Asian mogul Li Ka-shing came out strongly against European regulators on Thursday, Feb. 4, with his assistant defending a proposed $15 billion to purchase U.K. cell phone operator O2.
The managing director of CK Hutchison Holdings Ltd., Canning Fok, said in a statement that the coming together of O2 and Three, CK Hutchison's existing British carrier, would come along with a five-year price freeze for clients, according to The Wall Street Journal. Furthermore, the combined firm would invest $7.3 billion in the venture over the same period.
Fok pointed out that Li's Hong Kong-based flagship firm would also allow competitors to purchase fractional ownership shares in its U.K. mobile network, as opposed to purchasing wholesale network volume. The move would get rid of the intermediary and allow rivals on CK Hutchison's mobile network to give lower prices to customers.
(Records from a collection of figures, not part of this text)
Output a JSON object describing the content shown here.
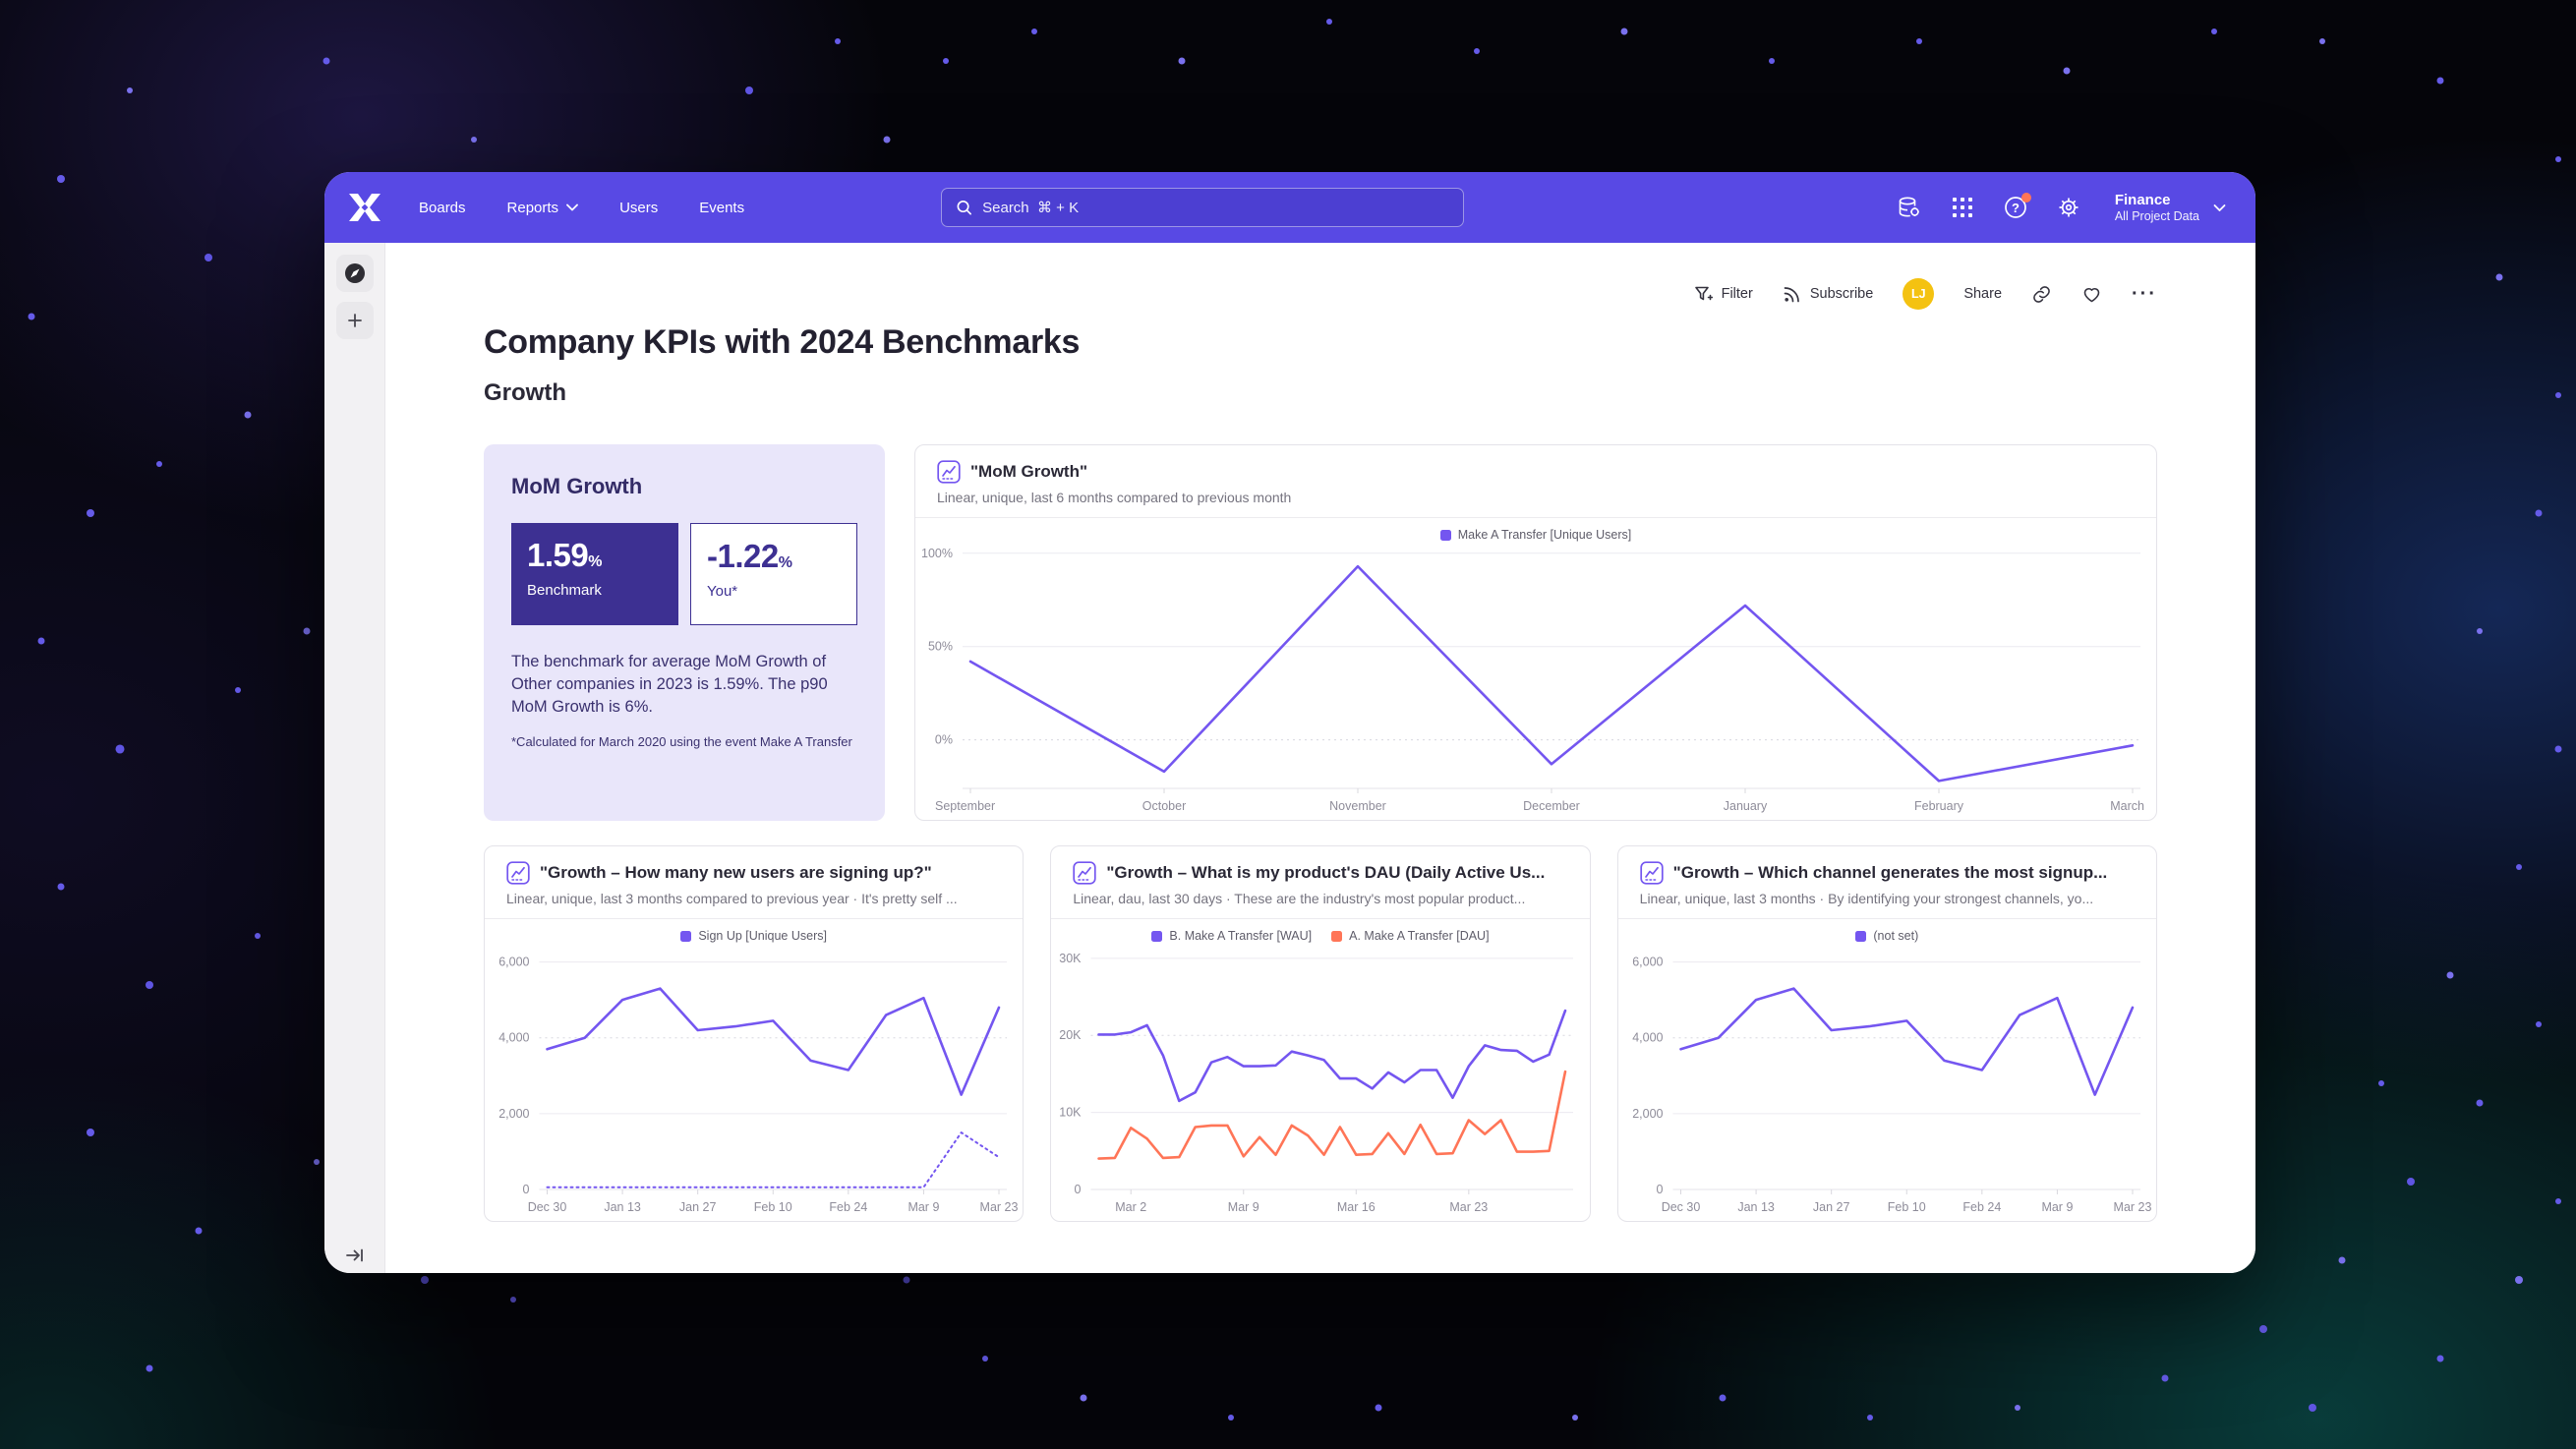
{
  "nav": {
    "items": [
      "Boards",
      "Reports",
      "Users",
      "Events"
    ],
    "search_placeholder": "Search  ⌘ + K",
    "project": {
      "name": "Finance",
      "scope": "All Project Data"
    }
  },
  "toolbar": {
    "filter_label": "Filter",
    "subscribe_label": "Subscribe",
    "share_label": "Share",
    "avatar_initials": "LJ",
    "more_label": "···"
  },
  "page": {
    "title": "Company KPIs with 2024 Benchmarks",
    "section": "Growth"
  },
  "benchmark_card": {
    "title": "MoM Growth",
    "benchmark": {
      "value": "1.59",
      "unit": "%",
      "label": "Benchmark"
    },
    "you": {
      "value": "-1.22",
      "unit": "%",
      "label": "You*"
    },
    "description": "The benchmark for average MoM Growth of Other companies in 2023 is 1.59%. The p90 MoM Growth is 6%.",
    "footnote": "*Calculated for March 2020 using the event Make A Transfer"
  },
  "colors": {
    "purple": "#7456F0",
    "orange": "#FF7557",
    "nav": "#5849E4",
    "accent_dark": "#3D3092"
  },
  "chart_data": [
    {
      "type": "line",
      "title": "\"MoM Growth\"",
      "subtitle": "Linear, unique, last 6 months compared to previous month",
      "legend": [
        {
          "label": "Make A Transfer [Unique Users]",
          "color": "#7456F0"
        }
      ],
      "ylim": [
        -26,
        102
      ],
      "yticks": [
        {
          "value": 100,
          "label": "100%"
        },
        {
          "value": 50,
          "label": "50%"
        },
        {
          "value": 0,
          "label": "0%",
          "dotted": true
        }
      ],
      "xticks": [
        "September",
        "October",
        "November",
        "December",
        "January",
        "February",
        "March"
      ],
      "xtick_indices": [
        0,
        1,
        2,
        3,
        4,
        5,
        6
      ],
      "edge_labels": true,
      "series": [
        {
          "name": "Make A Transfer [Unique Users]",
          "color": "#7456F0",
          "dashed": false,
          "values": [
            42,
            -17,
            93,
            -13,
            72,
            -22,
            -3
          ]
        }
      ]
    },
    {
      "type": "line",
      "title": "\"Growth – How many new users are signing up?\"",
      "subtitle": "Linear, unique, last 3 months compared to previous year · It's pretty self ...",
      "legend": [
        {
          "label": "Sign Up [Unique Users]",
          "color": "#7456F0"
        }
      ],
      "ylim": [
        0,
        6300
      ],
      "yticks": [
        {
          "value": 6000,
          "label": "6,000"
        },
        {
          "value": 4000,
          "label": "4,000",
          "dotted": true
        },
        {
          "value": 2000,
          "label": "2,000"
        },
        {
          "value": 0,
          "label": "0"
        }
      ],
      "xticks": [
        "Dec 30",
        "Jan 13",
        "Jan 27",
        "Feb 10",
        "Feb 24",
        "Mar 9",
        "Mar 23"
      ],
      "xtick_indices": [
        0,
        2,
        4,
        6,
        8,
        10,
        12
      ],
      "edge_labels": false,
      "series": [
        {
          "name": "Sign Up [Unique Users]",
          "color": "#7456F0",
          "dashed": false,
          "values": [
            3700,
            4000,
            5000,
            5300,
            4200,
            4300,
            4450,
            3400,
            3150,
            4600,
            5050,
            2500,
            4800
          ]
        },
        {
          "name": "Sign Up [Unique Users] previous year",
          "color": "#7456F0",
          "dashed": true,
          "values": [
            60,
            60,
            60,
            60,
            60,
            60,
            60,
            60,
            60,
            60,
            60,
            1500,
            850
          ]
        }
      ]
    },
    {
      "type": "line",
      "title": "\"Growth – What is my product's DAU (Daily Active Us...",
      "subtitle": "Linear, dau, last 30 days · These are the industry's most popular product...",
      "legend": [
        {
          "label": "B. Make A Transfer [WAU]",
          "color": "#7456F0"
        },
        {
          "label": "A. Make A Transfer [DAU]",
          "color": "#FF7557"
        }
      ],
      "ylim": [
        0,
        31000
      ],
      "yticks": [
        {
          "value": 30000,
          "label": "30K"
        },
        {
          "value": 20000,
          "label": "20K",
          "dotted": true
        },
        {
          "value": 10000,
          "label": "10K"
        },
        {
          "value": 0,
          "label": "0"
        }
      ],
      "xticks": [
        "Mar 2",
        "Mar 9",
        "Mar 16",
        "Mar 23"
      ],
      "xtick_indices": [
        2,
        9,
        16,
        23
      ],
      "edge_labels": false,
      "series": [
        {
          "name": "B. Make A Transfer [WAU]",
          "color": "#7456F0",
          "dashed": false,
          "values": [
            20100,
            20100,
            20400,
            21300,
            17400,
            11500,
            12600,
            16500,
            17200,
            16000,
            16000,
            16100,
            17900,
            17400,
            16800,
            14400,
            14400,
            13100,
            15200,
            13900,
            15500,
            15500,
            11900,
            16000,
            18700,
            18100,
            18000,
            16600,
            17500,
            23200
          ]
        },
        {
          "name": "A. Make A Transfer [DAU]",
          "color": "#FF7557",
          "dashed": false,
          "values": [
            4000,
            4100,
            8000,
            6600,
            4100,
            4200,
            8100,
            8300,
            8300,
            4300,
            6800,
            4500,
            8300,
            7000,
            4500,
            8100,
            4500,
            4600,
            7300,
            4600,
            8400,
            4600,
            4700,
            9000,
            7200,
            9000,
            4900,
            4900,
            5000,
            15300
          ]
        }
      ]
    },
    {
      "type": "line",
      "title": "\"Growth – Which channel generates the most signup...",
      "subtitle": "Linear, unique, last 3 months · By identifying your strongest channels, yo...",
      "legend": [
        {
          "label": "(not set)",
          "color": "#7456F0"
        }
      ],
      "ylim": [
        0,
        6300
      ],
      "yticks": [
        {
          "value": 6000,
          "label": "6,000"
        },
        {
          "value": 4000,
          "label": "4,000",
          "dotted": true
        },
        {
          "value": 2000,
          "label": "2,000"
        },
        {
          "value": 0,
          "label": "0"
        }
      ],
      "xticks": [
        "Dec 30",
        "Jan 13",
        "Jan 27",
        "Feb 10",
        "Feb 24",
        "Mar 9",
        "Mar 23"
      ],
      "xtick_indices": [
        0,
        2,
        4,
        6,
        8,
        10,
        12
      ],
      "edge_labels": false,
      "series": [
        {
          "name": "(not set)",
          "color": "#7456F0",
          "dashed": false,
          "values": [
            3700,
            4000,
            5000,
            5300,
            4200,
            4300,
            4450,
            3400,
            3150,
            4600,
            5050,
            2500,
            4800
          ]
        }
      ]
    }
  ]
}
In a note, an analyst at CCS Insight, Kester Mann, wrote: "CK Hutchison's move is the opening salvo in what is likely to be a long and intense period of negotiation with the European Commission. Today's announcement is the first step, but it is unlikely to appease (the commission's) competition chief Margrethe Vestager, who has adopted a hard-line on in-market mergers."
Last week, the CEO of U.K. telecommunications regulator Ofcom issued an alarm that the proposed merger could heighten prices for consumers and hurt competition among mobile carriers in the U.K.
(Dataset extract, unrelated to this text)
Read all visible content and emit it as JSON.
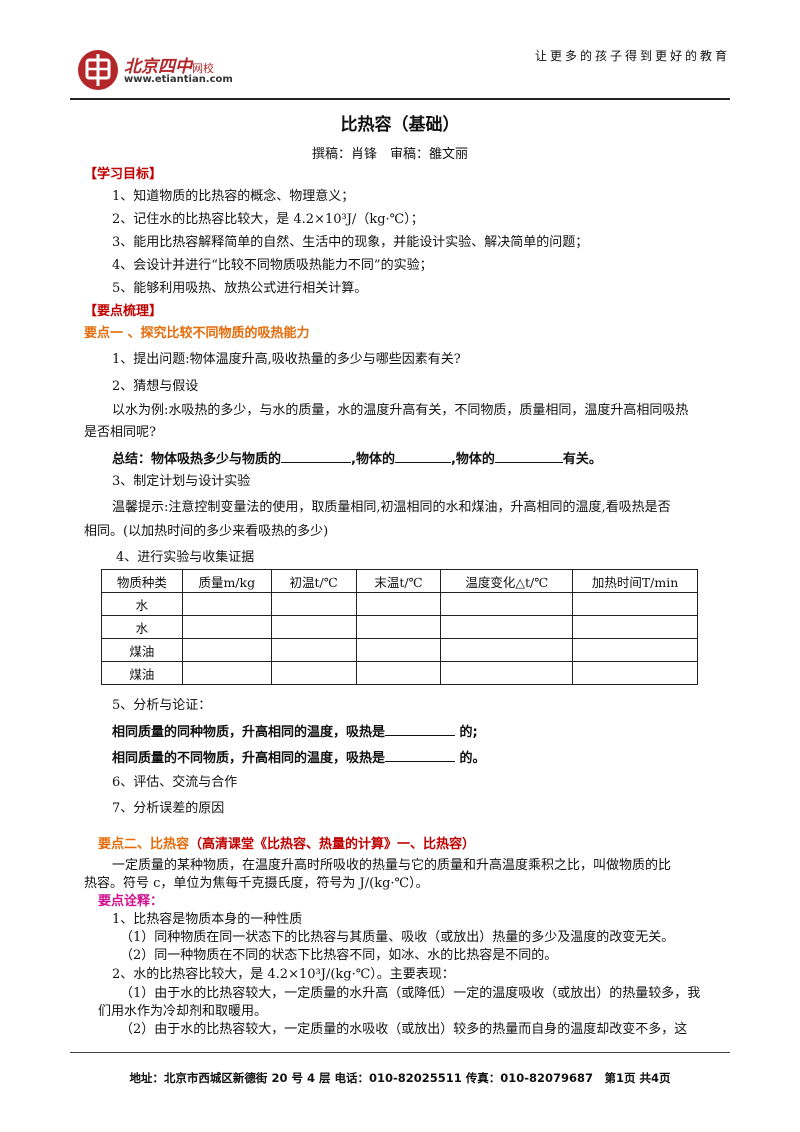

However, Mann said that CK Hutchison's propositions came ahead of an expected statement of objection from the commission that is likely to "raise significant concerns over the prospect of negative outcomes for consumers." He said that a similar warning affected a planned merger of two Danish carriers in 2015.
According to a statement from the European Commission in Oct. 2015, the agency had opened an investigation into the sale of O2 to CK Hutchison, indicating that the merger could result in increased prices and reduced choices for U.K. consumers, China Technology News reported.
The central antitrust regulator of Europe later declined a request from Britain's competition authorities to review the deal, asserting that Brussels was in a better position to evaluate the deal's effect on clients.